Gehj -- I begged my late Mother to leave my Father due to his Emotional and Physical abuse but she didn't have the strength to do so. As a result of my upbringing, I vowed no man would ever treat me that way. But.... I did allow my husband to be Emotionally abusive towards me during the four short years we were married because I actually didn't recognise it at the time!
You have been abused by your BF for ten years too. He used you. It seems you have been conditioned well by your family of origin.
If you teach English then you would know that you didn't use a metaphor in your OP. Even if you don't teach English you would know that.

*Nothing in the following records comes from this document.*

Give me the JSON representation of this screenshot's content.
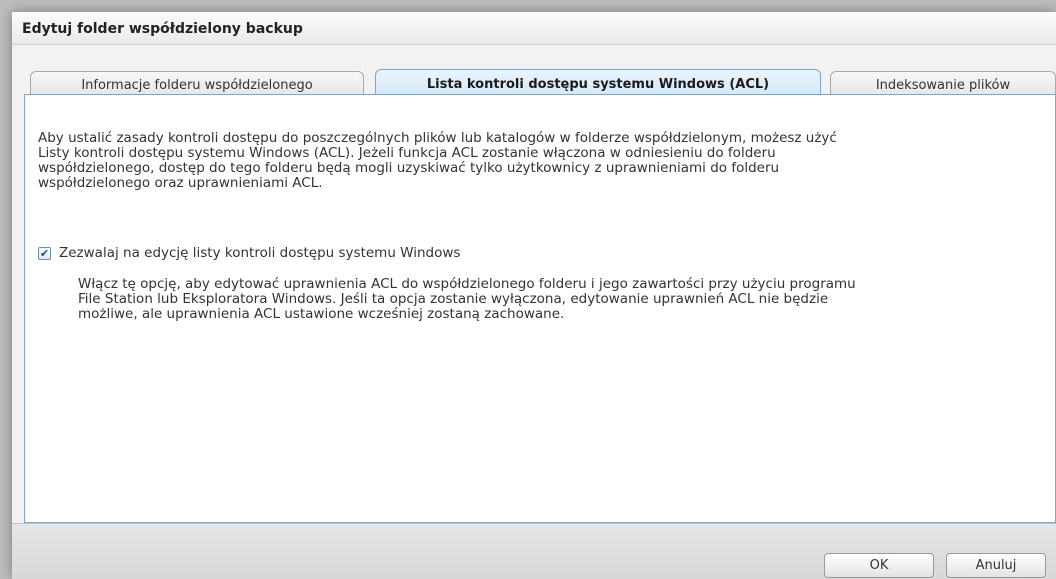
{
  "window": {
    "title": "Edytuj folder współdzielony backup"
  },
  "tabs": [
    {
      "label": "Informacje folderu współdzielonego",
      "active": false
    },
    {
      "label": "Lista kontroli dostępu systemu Windows (ACL)",
      "active": true
    },
    {
      "label": "Indeksowanie plików",
      "active": false
    }
  ],
  "panel": {
    "description": "Aby ustalić zasady kontroli dostępu do poszczególnych plików lub katalogów w folderze współdzielonym, możesz użyć\nListy kontroli dostępu systemu Windows (ACL). Jeżeli funkcja ACL zostanie włączona w odniesieniu do folderu\nwspółdzielonego, dostęp do tego folderu będą mogli uzyskiwać tylko użytkownicy z uprawnieniami do folderu\nwspółdzielonego oraz uprawnieniami ACL.",
    "acl_option": {
      "checked": true,
      "check_glyph": "✔",
      "label": "Zezwalaj na edycję listy kontroli dostępu systemu Windows",
      "description": "Włącz tę opcję, aby edytować uprawnienia ACL do współdzielonego folderu i jego zawartości przy użyciu programu\nFile Station lub Eksploratora Windows. Jeśli ta opcja zostanie wyłączona, edytowanie uprawnień ACL nie będzie\nmożliwe, ale uprawnienia ACL ustawione wcześniej zostaną zachowane."
    }
  },
  "footer": {
    "ok_label": "OK",
    "cancel_label": "Anuluj"
  },
  "colors": {
    "accent_border": "#7aa7d0",
    "active_tab": "#d2e7f8"
  }
}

the excuses and lies we were a part of -
You should use the active voice when referring to excuses and lies. You weren't 'a part of' excuses and lies that were floating around in the air. What lies did you personally tell and what truth did you personally not tell? (and same for excuses). A relationship that involves lying and excusing really is a shambolic one. You need to accept your role in the lying and the excuse-making. It will hurt when you realise how much of a ride you were taken on and it will hurt when you start to explore why you allowed this, and you may not like the person you see in the mirror when you start working on this, but you need to do this and resolve never to be that person again.
You're not a leaf blowing in the wind here, helpless when faced with the question 'what is the right thing to do?' (not 'what is right for me here, and now?'). There is nothing in your upbringing or in your marriage that entitled you to do what you have done.
What your BF wants wrt leaving/moving is not relevant here. For your own emotional health you have to stop this relationship and go cold turkey. However you arrange this you really have to do it without regard for the wishes of profoundly selfish other people.